Fig. 1: EC-specific deletion of Mtor, Rptor, or Rictor caused impaired relaxation of the artery accompanying decreased NO bioavailability.

a–c Endothelium-dependent vasodilation (EDD) and endothelium-independent vasodilation (EID) of the abdominal aortas of Mtor^EC−/−, Rptor (Rpt)^EC−/−, Rictor (Ric)^EC−/− mice and their wild type (WT) littermates were measured by transcutaneous ultrasound imaging (n = 5–6) and calculated as follows: EDD% = (D₁–D₀)/D₀ × 100; EID% = (D₂–D₀)/D₀ × 100. Where D₀ is the mean diameter of the murine abdominal aorta over three cardiac cycles at baseline, D₁ is the maximum systolic diameter after flow-mediated dilation, and D₂ is the maximum systolic diameter after nitroglycerin infusion.
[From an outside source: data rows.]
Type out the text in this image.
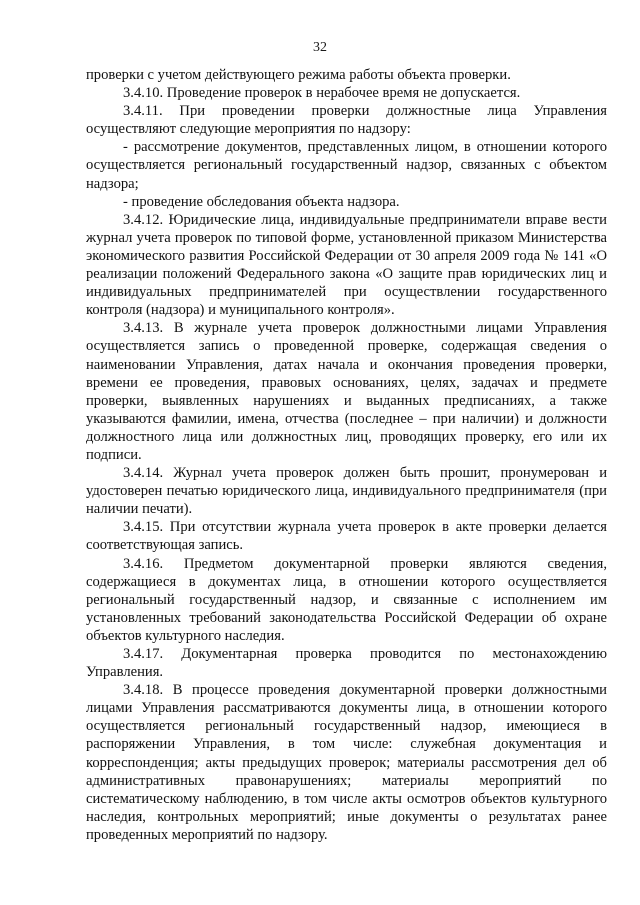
32

проверки с учетом действующего режима работы объекта проверки.

3.4.10. Проведение проверок в нерабочее время не допускается.

3.4.11. При проведении проверки должностные лица Управления осуществляют следующие мероприятия по надзору:

- рассмотрение документов, представленных лицом, в отношении которого осуществляется региональный государственный надзор, связанных с объектом надзора;

- проведение обследования объекта надзора.

3.4.12. Юридические лица, индивидуальные предприниматели вправе вести журнал учета проверок по типовой форме, установленной приказом Министерства экономического развития Российской Федерации от 30 апреля 2009 года № 141 «О реализации положений Федерального закона «О защите прав юридических лиц и индивидуальных предпринимателей при осуществлении государственного контроля (надзора) и муниципального контроля».

3.4.13. В журнале учета проверок должностными лицами Управления осуществляется запись о проведенной проверке, содержащая сведения о наименовании Управления, датах начала и окончания проведения проверки, времени ее проведения, правовых основаниях, целях, задачах и предмете проверки, выявленных нарушениях и выданных предписаниях, а также указываются фамилии, имена, отчества (последнее – при наличии) и должности должностного лица или должностных лиц, проводящих проверку, его или их подписи.

3.4.14. Журнал учета проверок должен быть прошит, пронумерован и удостоверен печатью юридического лица, индивидуального предпринимателя (при наличии печати).

3.4.15. При отсутствии журнала учета проверок в акте проверки делается соответствующая запись.

3.4.16. Предметом документарной проверки являются сведения, содержащиеся в документах лица, в отношении которого осуществляется региональный государственный надзор, и связанные с исполнением им установленных требований законодательства Российской Федерации об охране объектов культурного наследия.

3.4.17. Документарная проверка проводится по местонахождению Управления.

3.4.18. В процессе проведения документарной проверки должностными лицами Управления рассматриваются документы лица, в отношении которого осуществляется региональный государственный надзор, имеющиеся в распоряжении Управления, в том числе: служебная документация и корреспонденция; акты предыдущих проверок; материалы рассмотрения дел об административных правонарушениях; материалы мероприятий по систематическому наблюдению, в том числе акты осмотров объектов культурного наследия, контрольных мероприятий; иные документы о результатах ранее проведенных мероприятий по надзору.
Shown to the right are representative images of the abdominal aortas. Scale = 0.5 mm. d–f The dose responses of aortic rings to 10⁻⁹–10⁻⁵ mol/L acetylcholine (Ach) were evaluated by Myograph (n = 5–8). g–i NO levels in the mouse serum was measured with a colorimetric reaction (n = 7–9). Error bars correspond to standard error of the mean (SEM). *p < 0.05; **p < 0.01; ***p < 0.001 vs. WT littermates; two-tailed unpaired t test.